7. Don’t LOOK homeless. Looking homeless is looking vulnerable. If you look like you’re shopping (or on vacation) by staying clean and fairly well dressed, you’re less likely to be harassed or robbed, and it’ll be easier to impress prospective landlords.
8. Put your money in a roof. Most landlords want to see you pay no more than 1/3 of your income in rent. Let’s face it: Hotels cost a lot more than that, and so do most apartment homes in decent neighborhoods… at least if you’re on Social Security. That doesn’t mean YOU have to agree to that. I’ve paid 1/2 of my monthly income in rent before, and more than that on a few occasions. The thing is, if a landlord lets you in with that little income, he’s more likely to be a slum lord type. If you’re well-dressed and well-spoken, however, you can sometimes convince some of the nicer places to allow you to rent despite the risk.
9. Prepare to be homeless longer than you think. Stupid people think that being homeless means you live cheaper. Unfortunately that’s not true. Hotels on cold nights when you can’t get a place, or buying a tent or the like: those get expensive. Only people who have no income will lie under a bridge in below freezing weather. The rest of us spend most of our income keeping our kids warm and bathed. A sleazy hotel with the basics costs about $200- $250/week, almost twice the rent for a studio here. Saving money when you’re homeless is a lot tougher than most people think.
10. Join a gym. OK, this sounds counter-intuitive. Some gyms have free short term memberships. Some insurance has free memberships included. Being a gym member means free hot showers and bathrooms.
11. Find a home for your animals. Pets don’t do well on the road, although most homeless I know take better care of their dogs than they do themselves. Cats, birds, and other pets don’t do as well on the streets as dogs might, and shelters don’t take animals. Long term stay hotels may or may not take pets. Best to look forward if you’re at risk for homelessness and find a good place for your pet in advance.
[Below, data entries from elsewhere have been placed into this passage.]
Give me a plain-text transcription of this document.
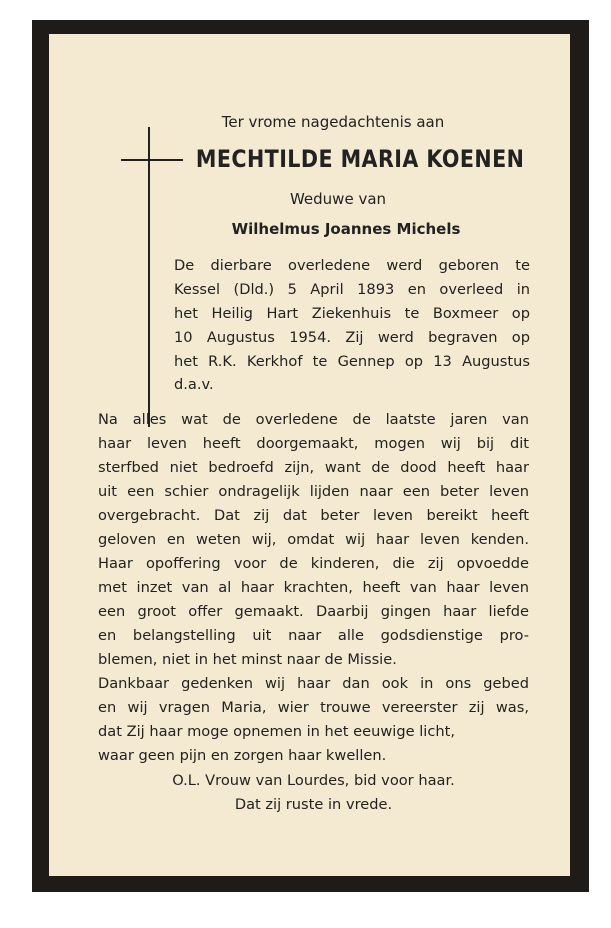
Ter vrome nagedachtenis aan
MECHTILDE MARIA KOENEN
Weduwe van
Wilhelmus Joannes Michels
De dierbare overledene werd geboren te
Kessel (Dld.) 5 April 1893 en overleed in
het Heilig Hart Ziekenhuis te Boxmeer op
10 Augustus 1954. Zij werd begraven op
het R.K. Kerkhof te Gennep op 13 Augustus
d.a.v.
Na alles wat de overledene de laatste jaren van
haar leven heeft doorgemaakt, mogen wij bij dit
sterfbed niet bedroefd zijn, want de dood heeft haar
uit een schier ondragelijk lijden naar een beter leven
overgebracht. Dat zij dat beter leven bereikt heeft
geloven en weten wij, omdat wij haar leven kenden.
Haar opoffering voor de kinderen, die zij opvoedde
met inzet van al haar krachten, heeft van haar leven
een groot offer gemaakt. Daarbij gingen haar liefde
en belangstelling uit naar alle godsdienstige pro-
blemen, niet in het minst naar de Missie.
Dankbaar gedenken wij haar dan ook in ons gebed
en wij vragen Maria, wier trouwe vereerster zij was,
dat Zij haar moge opnemen in het eeuwige licht,
waar geen pijn en zorgen haar kwellen.
O.L. Vrouw van Lourdes, bid voor haar.
Dat zij ruste in vrede.
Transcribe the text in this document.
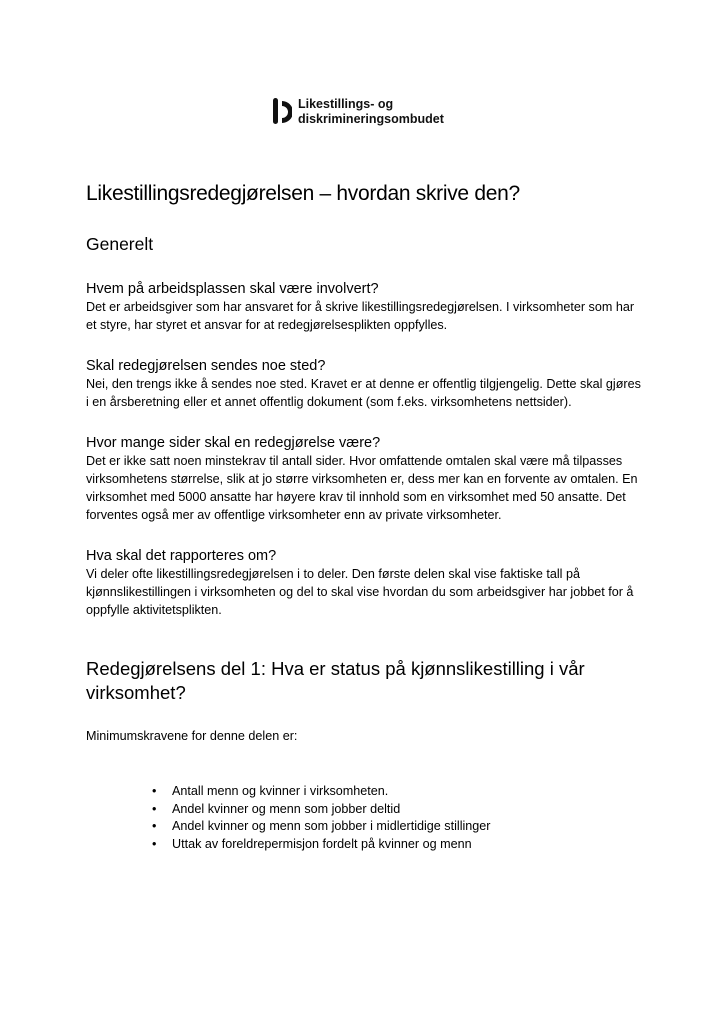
Likestillings- og
diskrimineringsombudet
Likestillingsredegjørelsen – hvordan skrive den?
Generelt
Hvem på arbeidsplassen skal være involvert?

Det er arbeidsgiver som har ansvaret for å skrive likestillingsredegjørelsen. I virksomheter som har et styre, har styret et ansvar for at redegjørelsesplikten oppfylles.

Skal redegjørelsen sendes noe sted?

Nei, den trengs ikke å sendes noe sted. Kravet er at denne er offentlig tilgjengelig. Dette skal gjøres i en årsberetning eller et annet offentlig dokument (som f.eks. virksomhetens nettsider).

Hvor mange sider skal en redegjørelse være?

Det er ikke satt noen minstekrav til antall sider. Hvor omfattende omtalen skal være må tilpasses virksomhetens størrelse, slik at jo større virksomheten er, dess mer kan en forvente av omtalen. En virksomhet med 5000 ansatte har høyere krav til innhold som en virksomhet med 50 ansatte. Det forventes også mer av offentlige virksomheter enn av private virksomheter.

Hva skal det rapporteres om?

Vi deler ofte likestillingsredegjørelsen i to deler. Den første delen skal vise faktiske tall på kjønnslikestillingen i virksomheten og del to skal vise hvordan du som arbeidsgiver har jobbet for å oppfylle aktivitetsplikten.

Redegjørelsens del 1: Hva er status på kjønnslikestilling i vår virksomhet?

Minimumskravene for denne delen er:

• Antall menn og kvinner i virksomheten.
• Andel kvinner og menn som jobber deltid
• Andel kvinner og menn som jobber i midlertidige stillinger
• Uttak av foreldrepermisjon fordelt på kvinner og menn
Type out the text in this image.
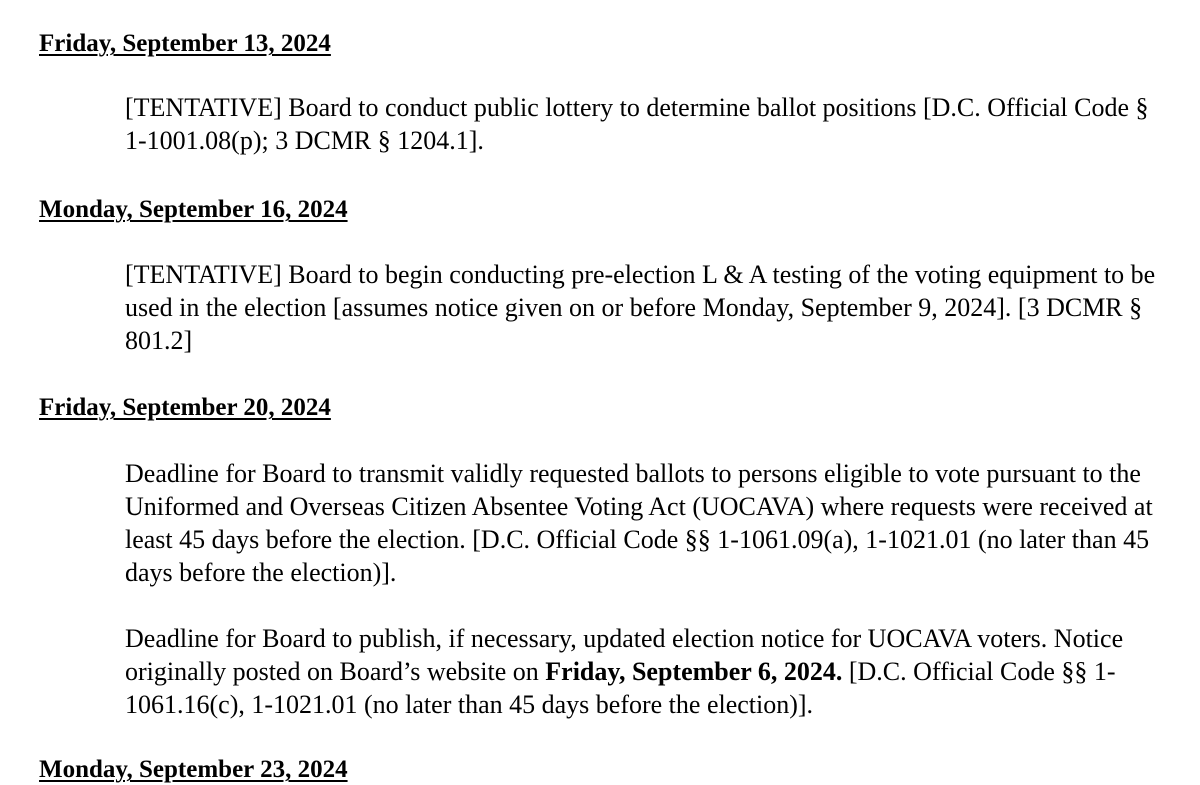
Friday, September 13, 2024

[TENTATIVE] Board to conduct public lottery to determine ballot positions [D.C. Official Code § 1-1001.08(p); 3 DCMR § 1204.1].

Monday, September 16, 2024

[TENTATIVE] Board to begin conducting pre-election L & A testing of the voting equipment to be used in the election [assumes notice given on or before Monday, September 9, 2024]. [3 DCMR § 801.2]

Friday, September 20, 2024

Deadline for Board to transmit validly requested ballots to persons eligible to vote pursuant to the Uniformed and Overseas Citizen Absentee Voting Act (UOCAVA) where requests were received at least 45 days before the election. [D.C. Official Code §§ 1-1061.09(a), 1-1021.01 (no later than 45 days before the election)].

Deadline for Board to publish, if necessary, updated election notice for UOCAVA voters. Notice originally posted on Board’s website on Friday, September 6, 2024. [D.C. Official Code §§ 1-1061.16(c), 1-1021.01 (no later than 45 days before the election)].

Monday, September 23, 2024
12. Find something to do besides sit on the street corner with a sign. (That will just get you arrested anyway). Volunteer. After all, you’ve got no where else to go, and doing something good for others will keep your mind off your own plight. It’s also important to keep relationships with individuals. Humans are social animals, and being homeless can be isolating.
13. Pack mostly what you need NOW. That means you don’t need to be using up valuable space in your cart or suitcase for that cute little swimsuit if it’s January. You can worry about finding another cute little swimsuit in summer.
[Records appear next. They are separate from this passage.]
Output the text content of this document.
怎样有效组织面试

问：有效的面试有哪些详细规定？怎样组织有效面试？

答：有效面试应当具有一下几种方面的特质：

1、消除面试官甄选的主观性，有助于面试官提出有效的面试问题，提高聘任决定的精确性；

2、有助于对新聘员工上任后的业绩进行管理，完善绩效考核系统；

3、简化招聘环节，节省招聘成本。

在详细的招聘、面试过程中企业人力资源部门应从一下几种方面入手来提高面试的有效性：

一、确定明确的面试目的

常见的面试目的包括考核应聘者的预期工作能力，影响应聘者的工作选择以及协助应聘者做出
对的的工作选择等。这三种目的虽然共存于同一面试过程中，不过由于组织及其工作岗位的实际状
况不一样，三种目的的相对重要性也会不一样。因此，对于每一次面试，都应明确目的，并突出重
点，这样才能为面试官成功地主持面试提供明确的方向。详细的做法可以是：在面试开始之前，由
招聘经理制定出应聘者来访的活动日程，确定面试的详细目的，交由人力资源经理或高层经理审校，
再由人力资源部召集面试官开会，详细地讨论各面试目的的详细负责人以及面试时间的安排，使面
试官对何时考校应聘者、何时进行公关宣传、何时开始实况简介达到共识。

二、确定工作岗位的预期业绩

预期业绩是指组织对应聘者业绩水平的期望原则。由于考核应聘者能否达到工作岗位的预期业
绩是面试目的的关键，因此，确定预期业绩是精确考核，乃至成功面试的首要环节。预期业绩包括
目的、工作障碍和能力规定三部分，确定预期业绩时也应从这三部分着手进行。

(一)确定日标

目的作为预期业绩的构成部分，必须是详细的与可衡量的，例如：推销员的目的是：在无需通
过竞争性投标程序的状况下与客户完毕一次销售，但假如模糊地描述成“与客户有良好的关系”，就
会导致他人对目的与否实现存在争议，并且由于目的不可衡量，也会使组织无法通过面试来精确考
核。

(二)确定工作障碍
14. Keep your cell phone on. Communication is almost as important as shelter. You’re going to find home searches a lot easier with a working phone. If you’re looking for work, having a phone is vital. Go to a cheaper plan, or go to one of those local carriers if you have to, but keep the lines of communication open.
15. Remember to pack your self esteem. Being homeless can happen to anyone, especially in this economy. And yes, it’s going to be crushing and painful and stressful and ugly. But if you go into it feeling defeated than you’re beaten, and it’ll be harder to get back up. Remember, you do NOT deserve this, and you’re worth better. Keeping that in mind will help you get through this, and will be invaluable when it comes to negotiating homeless services or acquiring a new home.
Dorid’s post is so poignant and direct. When hardship happens, direct is good, because many decisions have to be made quickly.
Dorid regularly posts at her blog, The Radula. I love her sharp wit, displayed in even the name of her blog. A radula, she explains with the illustrated panache of National Geographic, “…is a rasping, flexible tongue-like organ in the mouth of gastropods.”